Przyznać muszę, iż brakowało mi wyjazdu samotnego, nieco dłuższego od tradycyjnych okołokominowych tras. Nieco dłuższego, a co najistotniejsze w rejony, gdzie arnoldzikowe rumaki rzadziej zaglądają i gdzie szansą dużą jest odkryć nową drogę czy chociaż jej nawierzchnię. Z takim zamysłem na wschodnią stronę wyruszyłem w samo południe, w całości niemalże po zaplanowanym i wytyczonym śladzie. Tym sposobem całą i dziwną, bo nie pasująca numerycznie do pozostałych, drogę wojewódzką DW-301 przemierzyłem. Poza DW-301 i jedną z krótszych w Polsce DW-412 w okolicy wszystkie inne mają numery zaczynające się od 2. Może to nieistotne i bez znaczenia, lecz właśnie drogi wojewódzkie mają w sobie to coś, bowiem są nieprzewidywalne, czasami idealne, czasami paskudne, szerokie i wąskie, spokojne i ruchliwe, proste i wyjątkowo kręte. 

Kujawskie pola, kujawskie drogi


Widok z DW-301 na autostradę A-1

Krótki pitstop i myk spowrotem na drugą stronę A-1, okolice wsi Brudnowo


Do wyboru, A-1 albo DK-91


Rower:Trek Dane wycieczki: 113.67 km (0.00 km teren), czas: 04:06 h, avg:27.72 km/h, prędkość maks: 40.61 km/h
Temperatura:25.0 HR max:173 ( 93%) HR avg:132 ( 71%) Kalorie: 3 (kcal)
Linkuj | Komentuj | Komentarze(0)

Coffee na kole Arnoldzika ;)

Środa, 18 maja 2022 | dodano: 18.05.2022Kategoria SZOSA SAMOTNIE

Trasa: Kruszwica-Włostowo-Krzywe Kolano-Nożyczyn-Wronowy-Młyny-Strzelno-Markowice-Przedbojewice-Kruszwica

Coffee sobie zorganizowałem takie środowe, bo na niedzielne przyjdzie jeszcze poczekać dni kilka. Fajnie jest z grupą, niezaprzeczalnie bardziej rozwojowo i motywacyjnie, jednak z samotnictwa rowerowego za nic w świecie nie zrezygnuję. Stanowi to bowiem część znaczną mojej rowerowej przeszłości, która dopełnia przyszłość, bowiem to co się dzieje obecnie to chwil kilka ulotnych zaledwie... Było i będzie, nawet to co jest teraz. Co prawda brakuje mi okołopołudniowego samotnego wyjazdu nieco dłuższego, jednak jak nie dane jest co się lubi to się lubi to co się ma. Co można zrealizować praktycznie zawsze, kiedy dni przyjemnie długie i ciepłe nadto, tak w sam raz. Maj miesiąc przecudny, zapachowy i rowerowo zacny, już za półmetkiem, niemniej wiele się dzieje i dziać się jeszcze będzie. 

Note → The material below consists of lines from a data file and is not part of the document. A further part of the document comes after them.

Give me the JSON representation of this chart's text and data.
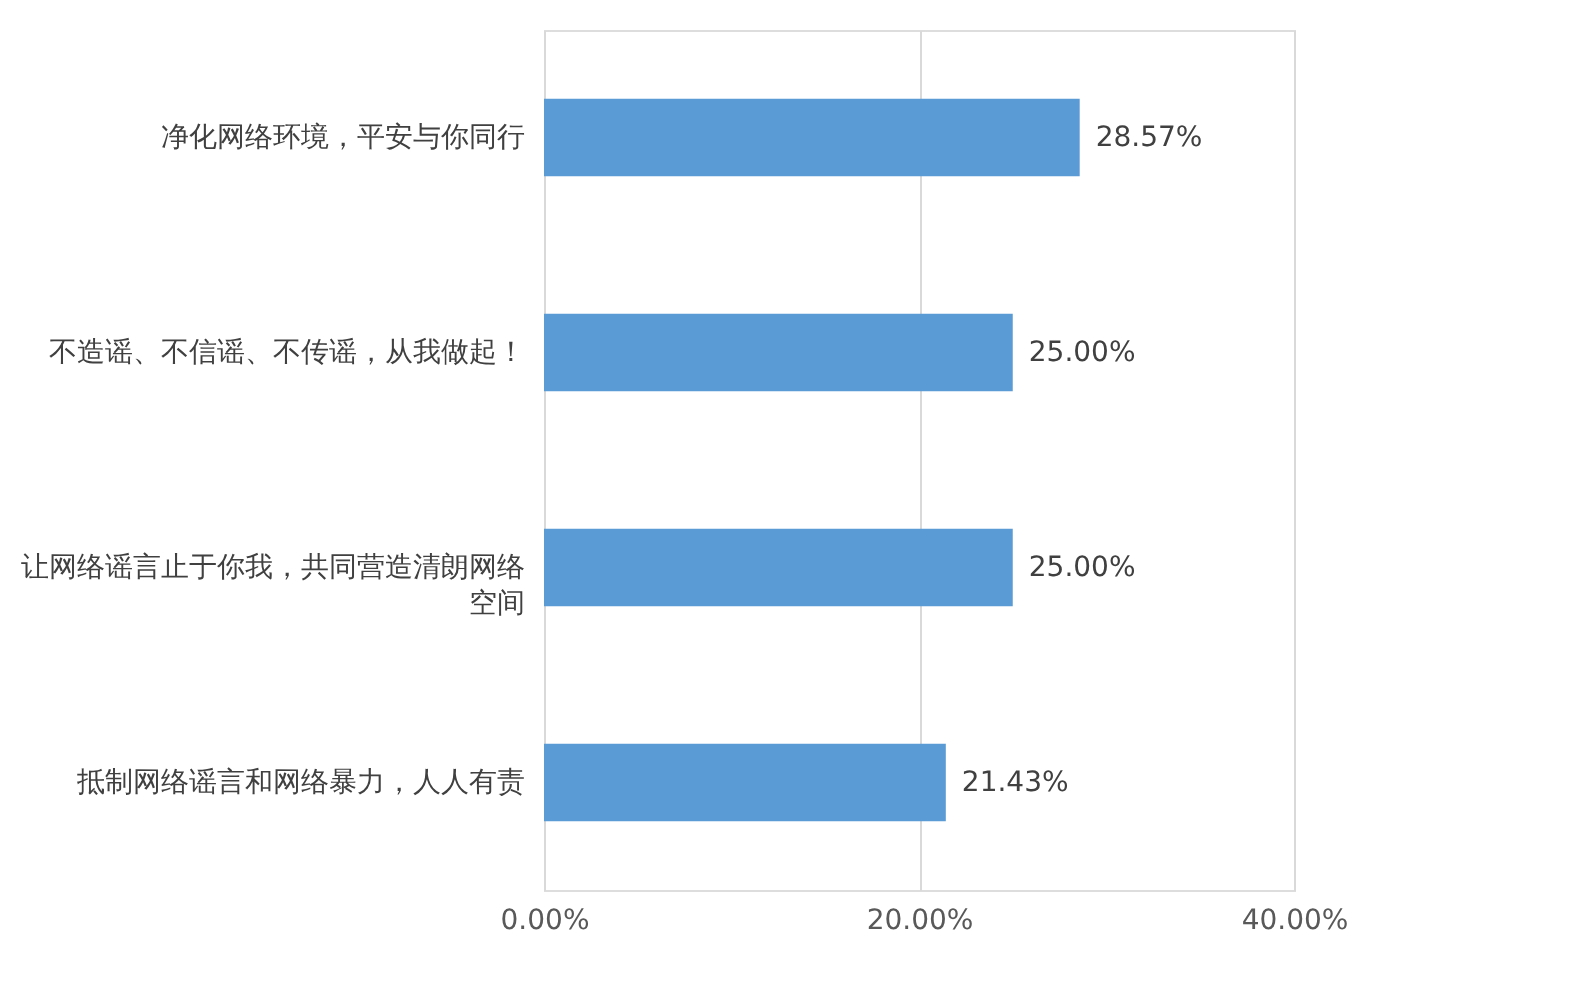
{
  "chart_data": {
    "type": "bar",
    "orientation": "horizontal",
    "categories": [
      "净化网络环境，平安与你同行",
      "不造谣、不信谣、不传谣，从我做起！",
      "让网络谣言止于你我，共同营造清朗网络空间",
      "抵制网络谣言和网络暴力，人人有责"
    ],
    "values": [
      28.57,
      25.0,
      25.0,
      21.43
    ],
    "value_labels": [
      "28.57%",
      "25.00%",
      "25.00%",
      "21.43%"
    ],
    "color": "#5b9bd5",
    "xlim": [
      0,
      40
    ],
    "xticks": [
      {
        "value": 0,
        "label": "0.00%"
      },
      {
        "value": 20,
        "label": "20.00%"
      },
      {
        "value": 40,
        "label": "40.00%"
      }
    ],
    "grid": "x"
  }
}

Rower:Trek Dane wycieczki: 60.80 km (0.00 km teren), czas: 01:55 h, avg:31.72 km/h, prędkość maks: 48.03 km/h
Temperatura:20.0 HR max:167 ( 90%) HR avg:142 ( 82%) Kalorie: 2 (kcal)
Linkuj | Komentuj | Komentarze(0)

Wiatrowy figlarz ;)

Czwartek, 5 maja 2022 | dodano: 05.05.2022Kategoria SZOSA SAMOTNIE

Trasa: Kruszwica-Włostowo-Krzywe Kolano-Nożyczyn-Kuśnierz-Prószyska-Wronowy-Młyny-Strzelno-Markowice-Przedbojewice-Kruszwica

Nie uwierzyłem w nader często niesprawdzające i nieprecyzyjne czasowo prognozy pogody i mam za swoje :) Nie przypominam sobie, aby kiedykolwiek Eol nie wiedzieć czemu taki żarcik mnie uczynił co powiew coraz mocniejszy od frontu jazdy nie ułatwiał. Dokładnie tak było, bowiem pierwszych kilometrów dwadzieścia niemalże bezwietrzne z ukierunkowaniem południowym a już minut kilka po godzinie 18:00 wiatr przybrawszy na sile kierunek swój przeciwpołożnie zmienił. Cóż to i nic uczynić się już nie dało coby wiatrowego figlarza oszukać. Dało się na szczęście umknąć przed chmurą złowieszczą, z której niedługo po moim powrocie rosić zaczęło. 
Ostatnimi czasy zadałem sobie sprawę, iż nader często bohaterem moich blogowych wpisów jest pogodowa zgraja. Wiatr, deszcz, chmury, słonko, zimny czy rześki powiew, to moi towarzysze, którzy są ze mną od zawsze, byli tu zawsze i na zawsze zostaną...

Tak było

Na pocieszenie, nowy asfaltowy dywanik na drodze Kruszwica - Krzywe Kolano. Praktycznie już cały blisko 20 kilometrowy odcinek jest szosowo przemiły :)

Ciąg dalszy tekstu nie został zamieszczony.